A great online article “Homegrown Fundraising” on the Library Journal website (dated January 14, 2014) by Denice Rovira Hazlett is well worth taking a look at. See http://lj.libraryjournal.com/2014/01/budgets-funding/homegrown-fundraising/.
The piece discusses the efforts made by the Holmes County District Public Library (Ohio) under Bill Martino to garner stakeholder support for the library system. Within Holmes County resides a large Amish/Mennonite community and I found encouraging the efforts taken by the library system to practice what the article calls, “cross-cultural cooperation”. This partnership plays a key role in supporting the library system.
What are the main takeaways I found in the article?
1) Find leaders from within the community you serve and put them in a position to provide major support to the library. Until Martino arrived there had never been an Amish member on the library board. In order to clearly understand, communicate, and garner support from the Amish community it was important that the Amish community be represented. After a year’s work of searching Martino tapped Jerry Schlabach to be the first Amish member of the library board.
2) Rethink how you gather support for the library. If the traditional political structure does not work for you, go directly to the people. In the case of Holmes County many Amish do not vote or participate in the traditional political process unless the issue directly impacts them. However, the library was able to partner with a local Amish style restaurant to serve meals to support the library. In this partnership the library staff (including the library director, library employees, and library board members) serves meals with a percentage of sales and all tips going to support a library branch.

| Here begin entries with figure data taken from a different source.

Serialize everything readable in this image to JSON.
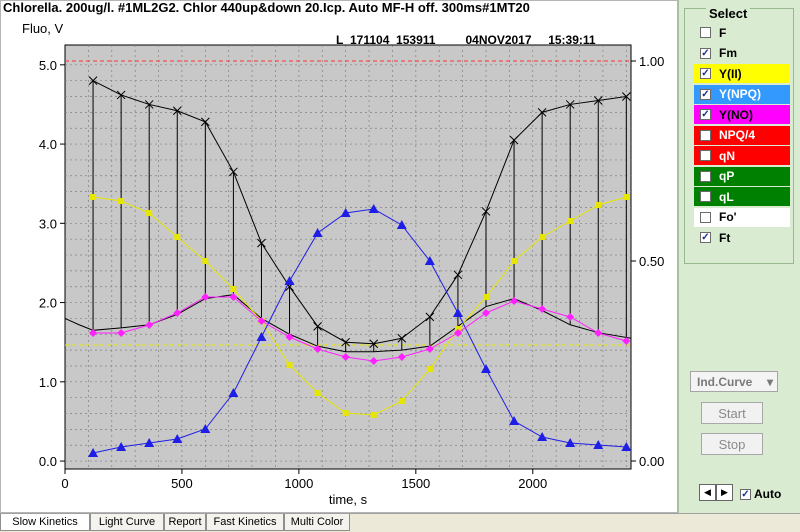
{
  "header": {
    "title": "Chlorella. 200ug/l. #1ML2G2. Chlor  440up&down  20.Icp. Auto MF-H  off. 300ms#1MT20",
    "file_id": "L_171104_153911",
    "date": "04NOV2017",
    "time": "15:39:11"
  },
  "chart_data": {
    "type": "line",
    "ylabel": "Fluo, V",
    "xlabel": "time, s",
    "xlim": [
      0,
      2420
    ],
    "ylim": [
      -0.1,
      5.25
    ],
    "y2lim": [
      -0.02,
      1.04
    ],
    "x_ticks": [
      0,
      500,
      1000,
      1500,
      2000
    ],
    "y_ticks": [
      "0.0",
      "1.0",
      "2.0",
      "3.0",
      "4.0",
      "5.0"
    ],
    "y2_ticks": [
      "0.00",
      "0.50",
      "1.00"
    ],
    "grid": true,
    "ref_lines": [
      {
        "axis": "y2",
        "value": 1.0,
        "color": "#ff3333"
      },
      {
        "axis": "y2",
        "value": 0.29,
        "color": "#e6e600"
      }
    ],
    "series": [
      {
        "name": "Fm",
        "axis": "y",
        "color": "#000000",
        "marker": "x",
        "x": [
          120,
          240,
          360,
          480,
          600,
          720,
          840,
          960,
          1080,
          1200,
          1320,
          1440,
          1560,
          1680,
          1800,
          1920,
          2040,
          2160,
          2280,
          2400
        ],
        "y": [
          4.8,
          4.62,
          4.5,
          4.42,
          4.28,
          3.65,
          2.75,
          2.2,
          1.7,
          1.5,
          1.48,
          1.55,
          1.82,
          2.35,
          3.15,
          4.05,
          4.4,
          4.5,
          4.55,
          4.6
        ]
      },
      {
        "name": "Ft",
        "axis": "y",
        "color": "#000000",
        "marker": "none",
        "x": [
          0,
          60,
          120,
          240,
          360,
          480,
          600,
          720,
          840,
          960,
          1080,
          1200,
          1320,
          1440,
          1560,
          1680,
          1800,
          1920,
          2040,
          2160,
          2280,
          2420
        ],
        "y": [
          1.8,
          1.72,
          1.65,
          1.68,
          1.72,
          1.85,
          2.05,
          2.1,
          1.8,
          1.6,
          1.45,
          1.38,
          1.38,
          1.4,
          1.45,
          1.7,
          1.95,
          2.05,
          1.9,
          1.72,
          1.62,
          1.55
        ]
      },
      {
        "name": "Y(II)",
        "axis": "y2",
        "color": "#e6e600",
        "marker": "square",
        "x": [
          120,
          240,
          360,
          480,
          600,
          720,
          840,
          960,
          1080,
          1200,
          1320,
          1440,
          1560,
          1680,
          1800,
          1920,
          2040,
          2160,
          2280,
          2400
        ],
        "y": [
          0.66,
          0.65,
          0.62,
          0.56,
          0.5,
          0.43,
          0.35,
          0.24,
          0.17,
          0.12,
          0.115,
          0.15,
          0.23,
          0.33,
          0.41,
          0.5,
          0.56,
          0.6,
          0.64,
          0.66
        ]
      },
      {
        "name": "Y(NPQ)",
        "axis": "y2",
        "color": "#1e1ee6",
        "marker": "triangle",
        "x": [
          120,
          240,
          360,
          480,
          600,
          720,
          840,
          960,
          1080,
          1200,
          1320,
          1440,
          1560,
          1680,
          1800,
          1920,
          2040,
          2160,
          2280,
          2400
        ],
        "y": [
          0.02,
          0.035,
          0.045,
          0.055,
          0.08,
          0.17,
          0.31,
          0.45,
          0.57,
          0.62,
          0.63,
          0.59,
          0.5,
          0.37,
          0.23,
          0.1,
          0.06,
          0.045,
          0.04,
          0.035
        ]
      },
      {
        "name": "Y(NO)",
        "axis": "y2",
        "color": "#ff22ff",
        "marker": "diamond",
        "x": [
          120,
          240,
          360,
          480,
          600,
          720,
          840,
          960,
          1080,
          1200,
          1320,
          1440,
          1560,
          1680,
          1800,
          1920,
          2040,
          2160,
          2280,
          2400
        ],
        "y": [
          0.32,
          0.32,
          0.34,
          0.37,
          0.41,
          0.41,
          0.35,
          0.31,
          0.28,
          0.26,
          0.25,
          0.26,
          0.28,
          0.32,
          0.37,
          0.4,
          0.38,
          0.36,
          0.32,
          0.3
        ]
      }
    ]
  },
  "select_panel": {
    "title": "Select",
    "items": [
      {
        "label": "F",
        "checked": false,
        "bg": "#d9ecd2",
        "fg": "#000000"
      },
      {
        "label": "Fm",
        "checked": true,
        "bg": "#d9ecd2",
        "fg": "#000000"
      },
      {
        "label": "Y(II)",
        "checked": true,
        "bg": "#ffff00",
        "fg": "#000000"
      },
      {
        "label": "Y(NPQ)",
        "checked": true,
        "bg": "#3399ff",
        "fg": "#ffffff"
      },
      {
        "label": "Y(NO)",
        "checked": true,
        "bg": "#ff00ff",
        "fg": "#000000"
      },
      {
        "label": "NPQ/4",
        "checked": false,
        "bg": "#ff0000",
        "fg": "#ffffff"
      },
      {
        "label": "qN",
        "checked": false,
        "bg": "#ff0000",
        "fg": "#ffffff"
      },
      {
        "label": "qP",
        "checked": false,
        "bg": "#008000",
        "fg": "#ffffff"
      },
      {
        "label": "qL",
        "checked": false,
        "bg": "#008000",
        "fg": "#ffffff"
      },
      {
        "label": "Fo'",
        "checked": false,
        "bg": "#ffffff",
        "fg": "#000000"
      },
      {
        "label": "Ft",
        "checked": true,
        "bg": "#d9ecd2",
        "fg": "#000000"
      }
    ]
  },
  "controls": {
    "ind_curve_label": "Ind.Curve",
    "start_label": "Start",
    "stop_label": "Stop",
    "auto_label": "Auto",
    "auto_checked": true
  },
  "tabs": [
    {
      "label": "Slow Kinetics",
      "active": true
    },
    {
      "label": "Light Curve",
      "active": false
    },
    {
      "label": "Report",
      "active": false
    },
    {
      "label": "Fast Kinetics",
      "active": false
    },
    {
      "label": "Multi Color",
      "active": false
    }
  ]
}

3) Look for grants to get funding to do the things your library needs to do. An Institute of Museum and Library Services (IMLS) Library Services and Technology Act (LSTA) grant concerning a Targeted Populations project, piqued Martino’s Interest in 2012. In September of that year the library was awarded nearly $40,000 for its Amish outreach Program. The grant primarily went towards placing book drops around the county and to purchasing a cargo van to collect items from the drops.